Lego sets are possibly the most fun construction toys that are enjoyed by both children and adults. Through these fun lego sets, children learn a lot about planning, communication (if they are building with others), and team work while working on their motor skills. However, lego sets are very visual, especially the instructions. The instructions booklet that comes with each lego set consists of diagrams that can only be followed if you can see them. This is a huge roadblock for people with visual impairment.
Things are changing though! Lego just released a pilot program https://legoaudioinstructions.com through which it is providing instructions in Braille and Audio for children and adults with visual impairment. The first four sets as part of this pilot are LEGO Classic Bricks and Ideas, LEGO Friends Emma’s Art Studio, The LEGO Movie 2 Emmet & Benny’s Workshop and LEGO City Sky Patrol Police Drone Chase, and more will be added to this list soon. Each set comes with a word document that can be printed in Braille, audio instructions for a screen reader and audio instructions for a mobile device.
The screen reader instructions provide one step at a time, and a user can move to the next step by pressing the right arrow key. Previous steps can be accessed by pressing left arrow. Up and down arrows allow navigation to different sections of the build, and the space bar can be used to pause or repeat the instructions. Similarly, audio instructions can be accessed by using several up, down left, right, swipe gestures. Swiping with two fingers enable or disable colors.
This project started all thanks to Matthew Shifrin of legofortheblind.com who originally created downloadable electronic instructions for blind people so they could enjoy Lego sets too. He then reached out to Lego to create formal, accessible instructions for Lego sets that could be made available to a wider audience, and that’s how legoaudioinstructions.com was born.
Watch the video below to learn more about Lego Audio Instructions and the inspiration behind it.

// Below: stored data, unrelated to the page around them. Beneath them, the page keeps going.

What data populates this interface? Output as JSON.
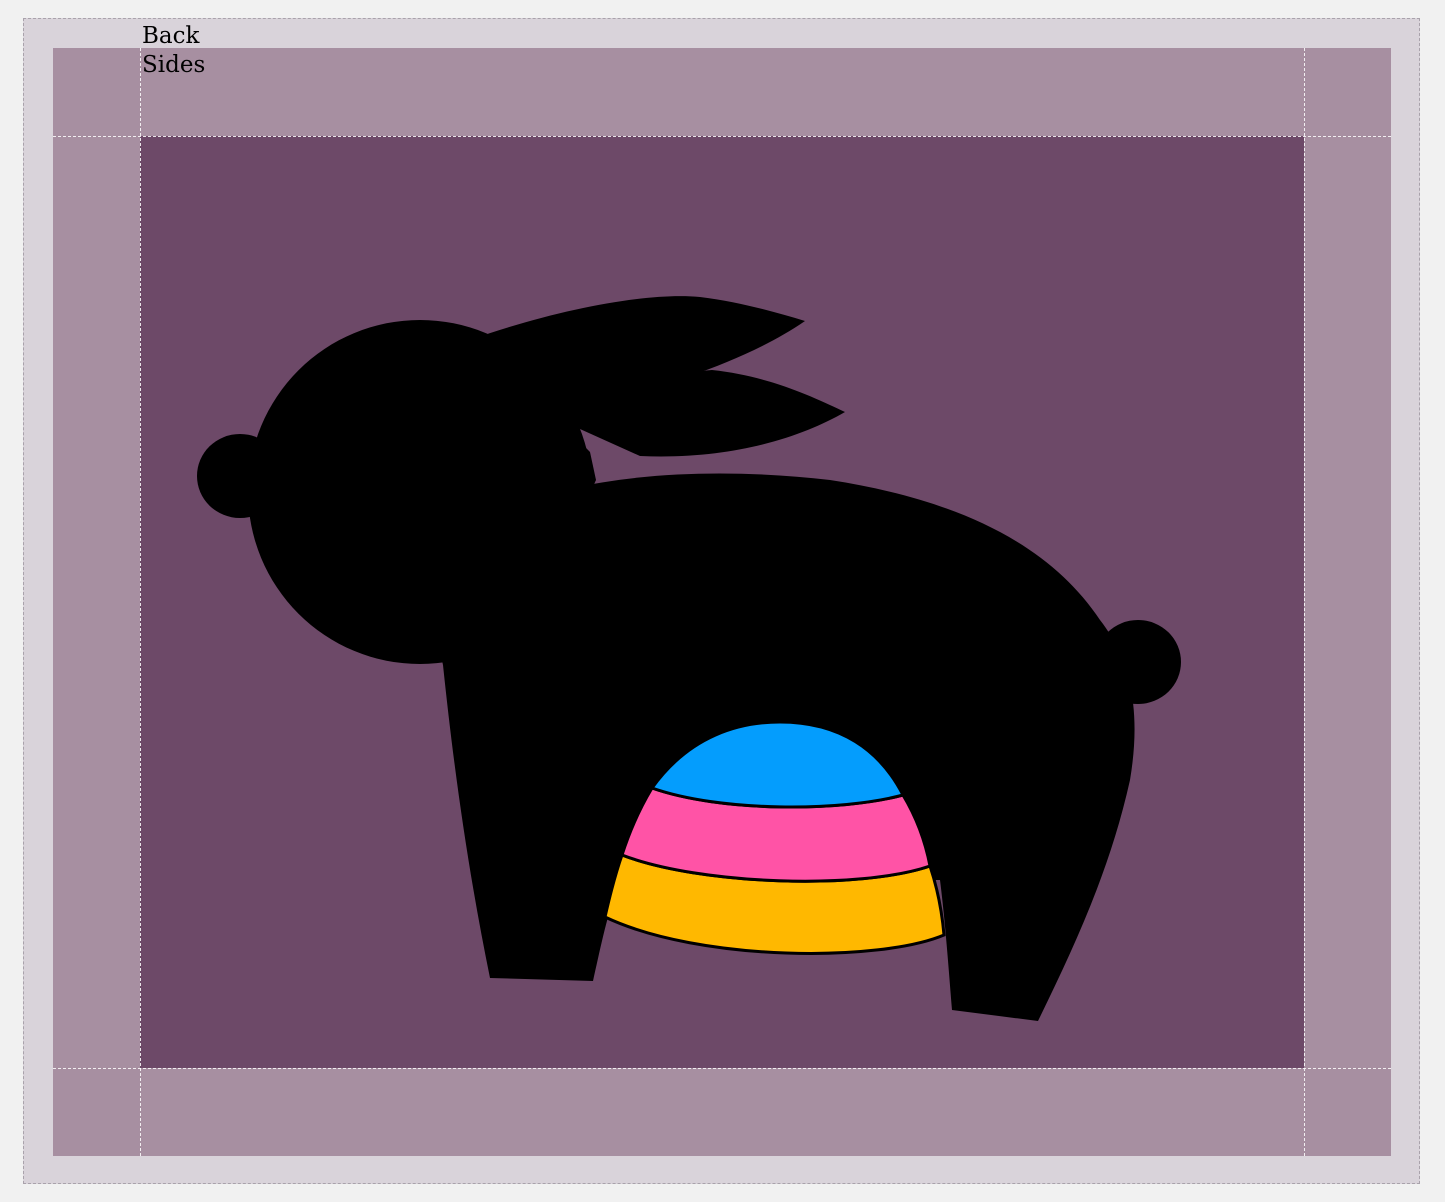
{
  "labels": {
    "line1": "Back",
    "line2": "Sides"
  },
  "colors": {
    "page_background": "#f1f1f1",
    "outer_frame": "#d9d3da",
    "bleed_area": "#a78fa1",
    "trim_area": "#6d4968",
    "bunny": "#000000",
    "egg_band_top": "#049dfd",
    "egg_band_middle": "#ff53a6",
    "egg_band_bottom": "#ffb800"
  },
  "artwork": {
    "subject": "bunny-silhouette-with-striped-egg",
    "egg_bands": 3
  }
}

Note: Trying the audio instructions on Safari on my iPad gave me the following error: “Could not play audio file. It seems that your browser does not allow autoplay. Check your browser settings and enable automatic playback of audio content.” I tried it in Google Chrome next, and got the same message. However, the audio instructions did start automatically after a few seconds and I was able to navigate through them with swipe gestures.